By Heather Elroy on 4 months ago

So far it's a pretty good match. I like that they updated it to fit with the new Unitys instead of just Unity 5. I was worried about bothering with it. [edit] They said they've since done the CCs and I have noticed that it has changed and gotten better.One thing I would really have liked to have seen is something more in-depth about the effects of what we're doing on our resource overhead. What are some things to avoid? What are some best practices? What is the effect that having the outline shader on something going to have on our resources?

By Adam Maciejewski on 4 months ago

Penny's courses are definitely the most challenging and educational out there or at least at the very top with other top courses. There are great if you want to become more fluent on the programming side of Unity and you want to have a deeper understanding of the engine itself, how it works, how to influence it or how to imitate it. These courses will give you a foundation to build on your own projects, it is excellent resource of well structured topics. Shaders' course is probably the only one competent out there and at this price it is a must. Sooner or later you will need them, for one when you start optimizing your games. CG language is weird and has an awkward logic but Penny makes it all understandable. I would like her to publish some book on it, like a reference guide containing examples and documentation that this course is built on. Like "Penny's Practical Vocabulary Of CG" :) I am pre-ordering now...

By Stephan Keith on 2 months ago

Great job - interested in teaching the material, not on how cool you can be. Direct, clear, informative.

By Thomas Tumosa on 2 months ago

This course is absolutely bonkers.
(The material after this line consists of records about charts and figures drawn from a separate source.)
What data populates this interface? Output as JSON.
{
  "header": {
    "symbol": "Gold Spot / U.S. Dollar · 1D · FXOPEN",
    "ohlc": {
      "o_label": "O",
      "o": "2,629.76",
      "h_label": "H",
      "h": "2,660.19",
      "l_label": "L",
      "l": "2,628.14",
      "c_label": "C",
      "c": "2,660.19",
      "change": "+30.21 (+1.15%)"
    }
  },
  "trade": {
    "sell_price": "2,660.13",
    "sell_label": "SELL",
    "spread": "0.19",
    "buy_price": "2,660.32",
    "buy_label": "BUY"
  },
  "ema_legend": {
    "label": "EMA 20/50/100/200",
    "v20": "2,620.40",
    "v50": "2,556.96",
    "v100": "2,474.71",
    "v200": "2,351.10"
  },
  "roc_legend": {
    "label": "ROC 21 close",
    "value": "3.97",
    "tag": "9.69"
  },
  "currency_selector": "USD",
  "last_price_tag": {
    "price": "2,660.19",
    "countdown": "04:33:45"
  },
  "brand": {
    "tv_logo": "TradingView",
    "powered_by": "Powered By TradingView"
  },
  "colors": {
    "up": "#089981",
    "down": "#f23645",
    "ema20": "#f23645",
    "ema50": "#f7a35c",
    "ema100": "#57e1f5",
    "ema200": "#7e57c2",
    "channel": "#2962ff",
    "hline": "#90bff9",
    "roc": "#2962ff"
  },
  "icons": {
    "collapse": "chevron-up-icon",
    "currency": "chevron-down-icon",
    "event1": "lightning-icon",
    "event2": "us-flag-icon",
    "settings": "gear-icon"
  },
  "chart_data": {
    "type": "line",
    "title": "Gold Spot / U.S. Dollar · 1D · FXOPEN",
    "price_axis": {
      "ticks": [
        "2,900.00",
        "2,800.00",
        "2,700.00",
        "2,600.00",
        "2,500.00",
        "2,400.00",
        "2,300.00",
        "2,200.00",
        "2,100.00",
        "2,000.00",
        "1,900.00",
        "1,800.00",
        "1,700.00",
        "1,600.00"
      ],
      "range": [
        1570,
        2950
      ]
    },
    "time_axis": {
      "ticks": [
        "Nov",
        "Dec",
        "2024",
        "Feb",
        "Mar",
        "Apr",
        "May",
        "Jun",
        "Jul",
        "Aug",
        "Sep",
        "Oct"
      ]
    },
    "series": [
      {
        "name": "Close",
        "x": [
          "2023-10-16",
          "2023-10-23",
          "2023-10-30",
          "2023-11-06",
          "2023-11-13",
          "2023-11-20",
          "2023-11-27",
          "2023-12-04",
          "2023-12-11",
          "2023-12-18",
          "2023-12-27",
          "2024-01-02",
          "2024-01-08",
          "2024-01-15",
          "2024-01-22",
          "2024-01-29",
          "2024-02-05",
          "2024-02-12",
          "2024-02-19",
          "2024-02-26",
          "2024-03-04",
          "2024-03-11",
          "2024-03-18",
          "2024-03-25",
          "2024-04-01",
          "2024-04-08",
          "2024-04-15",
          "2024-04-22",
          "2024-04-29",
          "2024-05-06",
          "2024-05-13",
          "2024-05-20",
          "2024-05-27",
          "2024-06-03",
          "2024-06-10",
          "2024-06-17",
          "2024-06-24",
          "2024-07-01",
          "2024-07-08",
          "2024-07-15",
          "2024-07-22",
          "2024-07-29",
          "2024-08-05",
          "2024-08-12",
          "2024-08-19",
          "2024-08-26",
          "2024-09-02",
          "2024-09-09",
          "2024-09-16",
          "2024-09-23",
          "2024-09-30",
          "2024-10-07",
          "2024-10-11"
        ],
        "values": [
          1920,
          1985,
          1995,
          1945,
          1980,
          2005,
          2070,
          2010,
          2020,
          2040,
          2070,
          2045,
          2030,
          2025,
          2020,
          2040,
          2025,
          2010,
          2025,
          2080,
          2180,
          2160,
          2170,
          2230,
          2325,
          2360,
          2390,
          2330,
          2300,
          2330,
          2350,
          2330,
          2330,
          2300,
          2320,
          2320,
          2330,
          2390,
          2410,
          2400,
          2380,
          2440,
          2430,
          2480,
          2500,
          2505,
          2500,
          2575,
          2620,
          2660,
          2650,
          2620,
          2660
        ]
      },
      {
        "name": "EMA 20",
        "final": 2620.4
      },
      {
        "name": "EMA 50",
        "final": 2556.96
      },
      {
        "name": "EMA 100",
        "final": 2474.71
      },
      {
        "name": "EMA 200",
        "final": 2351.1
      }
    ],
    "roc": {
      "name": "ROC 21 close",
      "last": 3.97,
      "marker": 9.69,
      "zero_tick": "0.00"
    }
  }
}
I remember like 10% of the stuff after going through, but now every time i open up some shader tutorial or anything about lighting and shadows, I am not scared to look at the code and can actually comprehend what most of it does. I feel so smart right now, who wants to hire a shader developer?

By Andrs Balzs on 3 months ago

I'm very satisfied with the detailing explanations. I'm really love Penny's teaching attitude, She's really a great teacher.